An Ohio fire chief who was terminated in March because he allegedly allowed a friend of his to assist at a fire, has filed a second lawsuit against the township trustees who fired him, this time claiming a violation of his freedom of association.
Harold Stanton was fired as fire chief of Jerusalem Township on March 19, 2013. The reason given for his termination was “misfeasance, malfeasance, nonfeasance, and misconduct in the performance of his official duties.” The charges stem from a fire on February 23, 2013 where a friend of the chief, whom the Township Trustees have directed not to assist at fire scenes, allegedly provided assistance.
At the heart of the case appears to be some bad relations between current Township Trustees and two brothers, Jim and Joe Gray. Both Grays are former township firefighters and Joe was once served as a Township Trustee. Chief Stanton and Jim Gray are personal friends and the Trustees had previously ordered Chief Stanton to prevent Jim Gray from assisting at fire scenes. According to the complaint, Jim Gray did assist at the February 23rd fire, but it was without the knowledge or consent of Chief Stanton.
Chief Stanton filed his first suit in state court claiming that Township Trustees violated his due process rights and failed to follow proper procedures in terminating him. Last August, Judge Dean Mandros of the Lucas County Court of Common Pleas ruled in favor of the chief ordering Jerusalem Township to reinstate and compensate him for all lost wages and benefits. That ruling has been stayed pending the Township’s appeal.
Chief Stanton, who is also a career firefighter in Toledo, filed a second suit in mid-September, this time in US District Court. The two-count complaint alleges liability under 42 U.S.C. §1983 for Constitutional Rights violations. Specifically, Chief Stanton alleges that the Trustees “acting under color of state law, terminated Plaintiff’s employment as a result of his friendship and association with Jim Gray in violation of Plaintiff’s First and Fourteenth Amendment right to freedom of association.”
The suit also includes a second count for a due process violation, although that claim risks being barred given the same allegation appears to have been made and ruled upon in state court in the chief’s favor.

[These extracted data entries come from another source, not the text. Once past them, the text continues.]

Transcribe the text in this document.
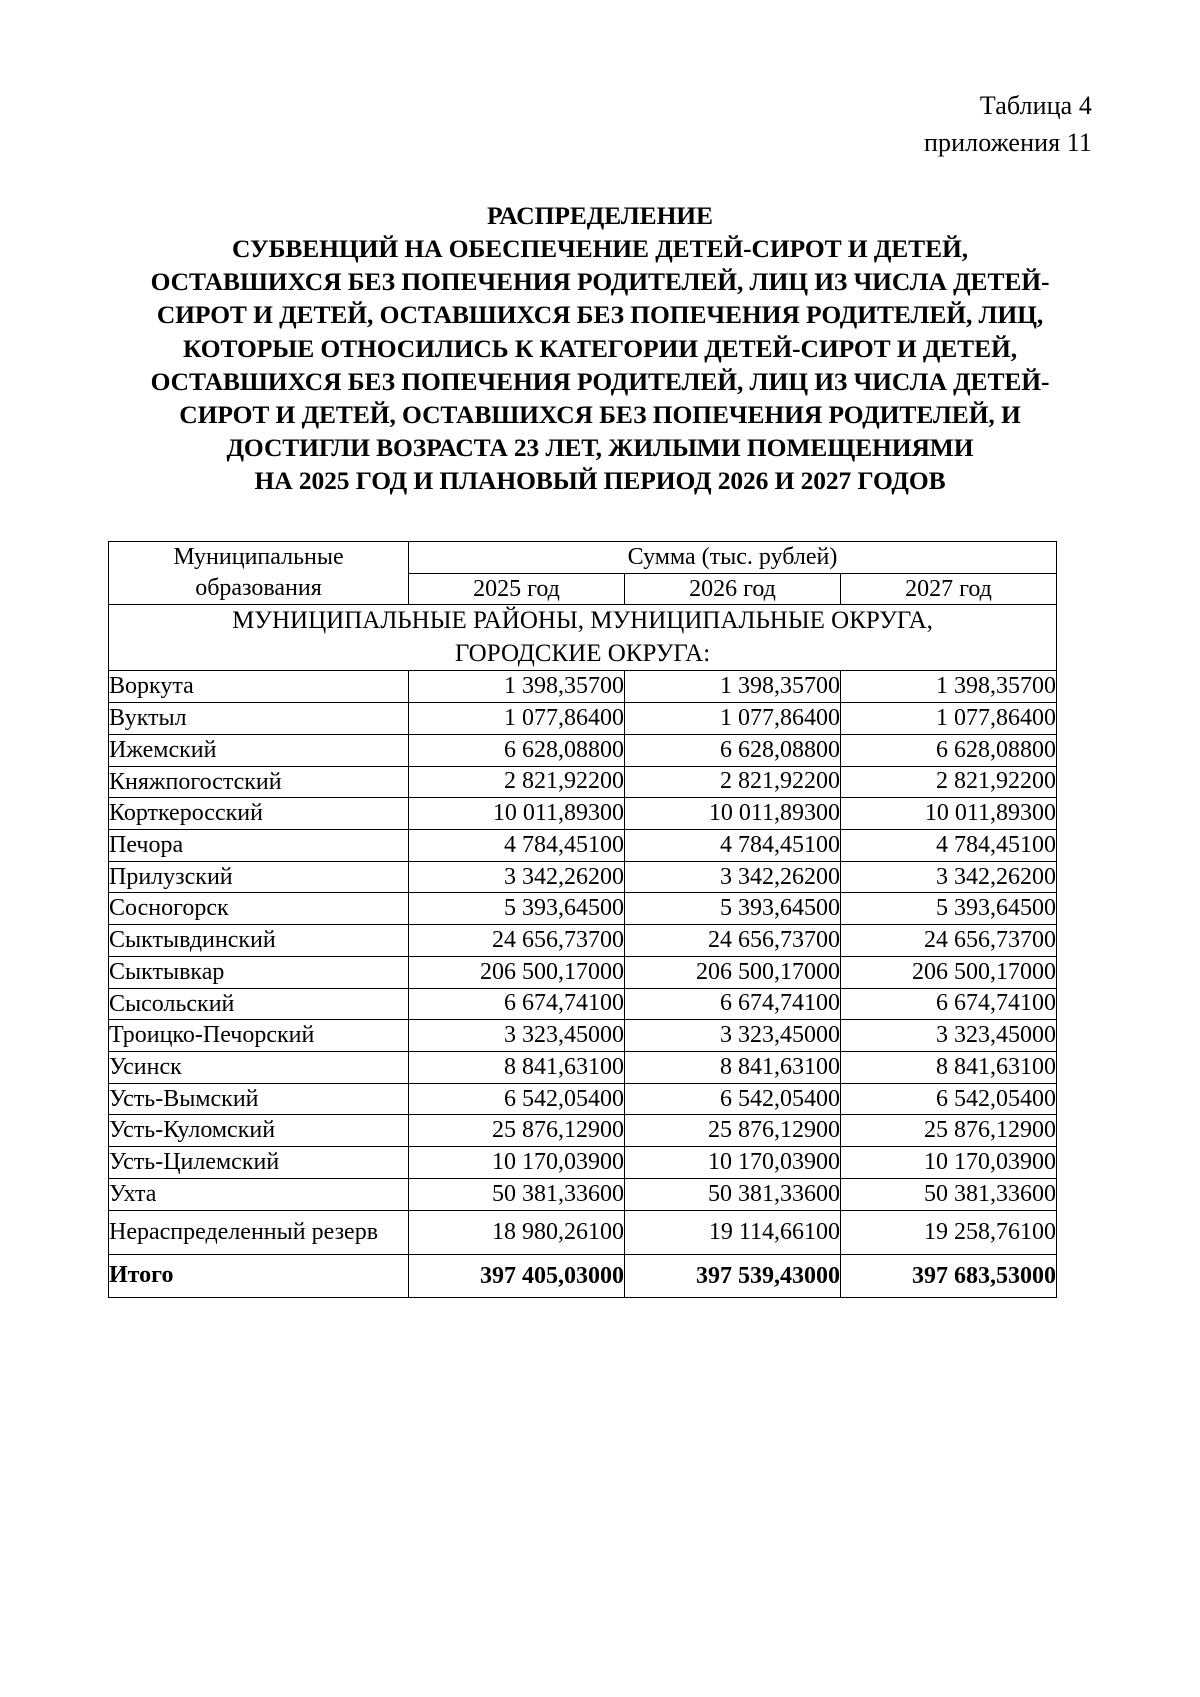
Таблица 4
приложения 11
РАСПРЕДЕЛЕНИЕ
СУБВЕНЦИЙ НА ОБЕСПЕЧЕНИЕ ДЕТЕЙ-СИРОТ И ДЕТЕЙ,
ОСТАВШИХСЯ БЕЗ ПОПЕЧЕНИЯ РОДИТЕЛЕЙ, ЛИЦ ИЗ ЧИСЛА ДЕТЕЙ-
СИРОТ И ДЕТЕЙ, ОСТАВШИХСЯ БЕЗ ПОПЕЧЕНИЯ РОДИТЕЛЕЙ, ЛИЦ,
КОТОРЫЕ ОТНОСИЛИСЬ К КАТЕГОРИИ ДЕТЕЙ-СИРОТ И ДЕТЕЙ,
ОСТАВШИХСЯ БЕЗ ПОПЕЧЕНИЯ РОДИТЕЛЕЙ, ЛИЦ ИЗ ЧИСЛА ДЕТЕЙ-
СИРОТ И ДЕТЕЙ, ОСТАВШИХСЯ БЕЗ ПОПЕЧЕНИЯ РОДИТЕЛЕЙ, И
ДОСТИГЛИ ВОЗРАСТА 23 ЛЕТ, ЖИЛЫМИ ПОМЕЩЕНИЯМИ
НА 2025 ГОД И ПЛАНОВЫЙ ПЕРИОД 2026 И 2027 ГОДОВ
Муниципальные
образования	Сумма (тыс. рублей)		
	2025 год	2026 год	2027 год
МУНИЦИПАЛЬНЫЕ РАЙОНЫ, МУНИЦИПАЛЬНЫЕ ОКРУГА,
ГОРОДСКИЕ ОКРУГА:			
Воркута	1 398,35700	1 398,35700	1 398,35700
Вуктыл	1 077,86400	1 077,86400	1 077,86400
Ижемский	6 628,08800	6 628,08800	6 628,08800
Княжпогостский	2 821,92200	2 821,92200	2 821,92200
Корткеросский	10 011,89300	10 011,89300	10 011,89300
Печора	4 784,45100	4 784,45100	4 784,45100
Прилузский	3 342,26200	3 342,26200	3 342,26200
Сосногорск	5 393,64500	5 393,64500	5 393,64500
Сыктывдинский	24 656,73700	24 656,73700	24 656,73700
Сыктывкар	206 500,17000	206 500,17000	206 500,17000
Сысольский	6 674,74100	6 674,74100	6 674,74100
Троицко-Печорский	3 323,45000	3 323,45000	3 323,45000
Усинск	8 841,63100	8 841,63100	8 841,63100
Усть-Вымский	6 542,05400	6 542,05400	6 542,05400
Усть-Куломский	25 876,12900	25 876,12900	25 876,12900
Усть-Цилемский	10 170,03900	10 170,03900	10 170,03900
Ухта	50 381,33600	50 381,33600	50 381,33600
Нераспределенный резерв	18 980,26100	19 114,66100	19 258,76100
Итого	397 405,03000	397 539,43000	397 683,53000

Here is a copy of the complaint.Stanton v. Kiss
Incidentally, for those who have been through the Fire Department Administrative Investigations and Enforcing Discipline program (not to mention my Fire Law class at Providence College), we spent quite a bit of time discussing due process and the right of an accused firefighter to an impartial decision-maker.
In this case, Chief Stanton is alleging that the Trustees served both as witnesses for the prosecution and as neutral decision makers. What is the due process consequence of a neutral party testifying for the prosecution?